Tent cities are usually constructed on public land and near more populated areas where residents can be more readily connected to support and emergency services and near social services where food and water can be more easily accessed. They are often the result of a lack of accessible, safe, and affordable shelter and housing options.
Where are some examples of tent cities?
Recent examples of homeless tent cities in Canada include:
- Vancouver: The 2014 Oppenheimer Park tent city began when a small group of community activists came to camp with the homeless Vancouverites who were already sleeping in the park. They came to support those individuals and to highlight the need for affordable, clean and safe housing. Soon the camp expanded as hundreds of homeless and low-income residents moved in. Erected in July, the city evicted residents that October.
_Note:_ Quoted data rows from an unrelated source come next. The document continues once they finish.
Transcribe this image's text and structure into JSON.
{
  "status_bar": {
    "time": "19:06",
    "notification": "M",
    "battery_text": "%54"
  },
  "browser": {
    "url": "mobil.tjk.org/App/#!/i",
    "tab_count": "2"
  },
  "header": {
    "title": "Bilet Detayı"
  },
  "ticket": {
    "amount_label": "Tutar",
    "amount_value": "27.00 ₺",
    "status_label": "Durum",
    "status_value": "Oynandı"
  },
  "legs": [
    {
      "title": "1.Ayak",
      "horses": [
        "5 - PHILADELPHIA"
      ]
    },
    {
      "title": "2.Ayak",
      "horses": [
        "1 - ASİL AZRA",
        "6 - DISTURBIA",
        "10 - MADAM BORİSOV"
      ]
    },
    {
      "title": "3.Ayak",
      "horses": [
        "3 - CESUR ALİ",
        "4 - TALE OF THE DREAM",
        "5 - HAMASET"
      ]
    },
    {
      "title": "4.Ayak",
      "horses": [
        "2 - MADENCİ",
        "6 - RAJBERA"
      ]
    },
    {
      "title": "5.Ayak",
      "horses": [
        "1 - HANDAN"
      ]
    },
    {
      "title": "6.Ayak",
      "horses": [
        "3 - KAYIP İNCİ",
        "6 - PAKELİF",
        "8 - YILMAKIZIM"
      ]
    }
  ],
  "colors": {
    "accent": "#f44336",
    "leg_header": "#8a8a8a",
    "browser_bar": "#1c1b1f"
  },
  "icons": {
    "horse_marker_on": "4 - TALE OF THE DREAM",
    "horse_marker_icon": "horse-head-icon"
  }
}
- Toronto: For four years, more than a hundred campers called “Tent City” home, highlighting the housing crisis in Canada’s largest metropolis. It was situated in the downtown core of Toronto, near the waterfront and on property owned by Home Depot. Police supervised their eviction by private security guards in September 2002.
- Edmonton: Dozens of tents were erected in Alberta’s capital in 2007, as homeless residents were evicted and relocated numerous times. A dramatic 20 per cent rise in the city’s homeless population was cited as a factor for the lack of available shelter.
- Surrey: The second-largest and fastest growing municipality in British Columbia is the current home of an informal tent city near one of Surrey’s support service hubs. Police and city officials have dismantled previous camps, only to see them erected elsewhere.
- Abbotsford: Tent city residents were evicted from Jubilee Park just days before Christmas 2013. The eviction occurred after police slashed tents and city staff spread manure at previous locations used by the city’s homeless. Campers have now set up a smaller tent city along Gladys Avenue, near the Salvation Army.
Why is sleeping outside against the law?
Many municipalities have instituted city bylaws that prohibit sleeping in a park overnight, erecting a basic survival structure, or even sleeping in a car.
Often citing fire and safety concerns, city officials and police enforce these bylaws to evict people from visibly sleeping in public spaces.
How Pivot is fighting the criminalization of homelessness
Alongside our clients in Abbotsford, we’re challenging bylaws that criminalize homelessness in the BC Supreme Court. Our clients will have their experiences heard in court in a groundbreaking lawsuit challenging the constitutionality of city bylaws that have endangered their lives.
If they are successful, governments will be compelled to shift away from policing and criminalizing homelessness, and start working towards long-term and sustainable solutions for housing those without homes.
Ending the criminalization of homelessness is a critical step in establishing the legal right to housing in Canada.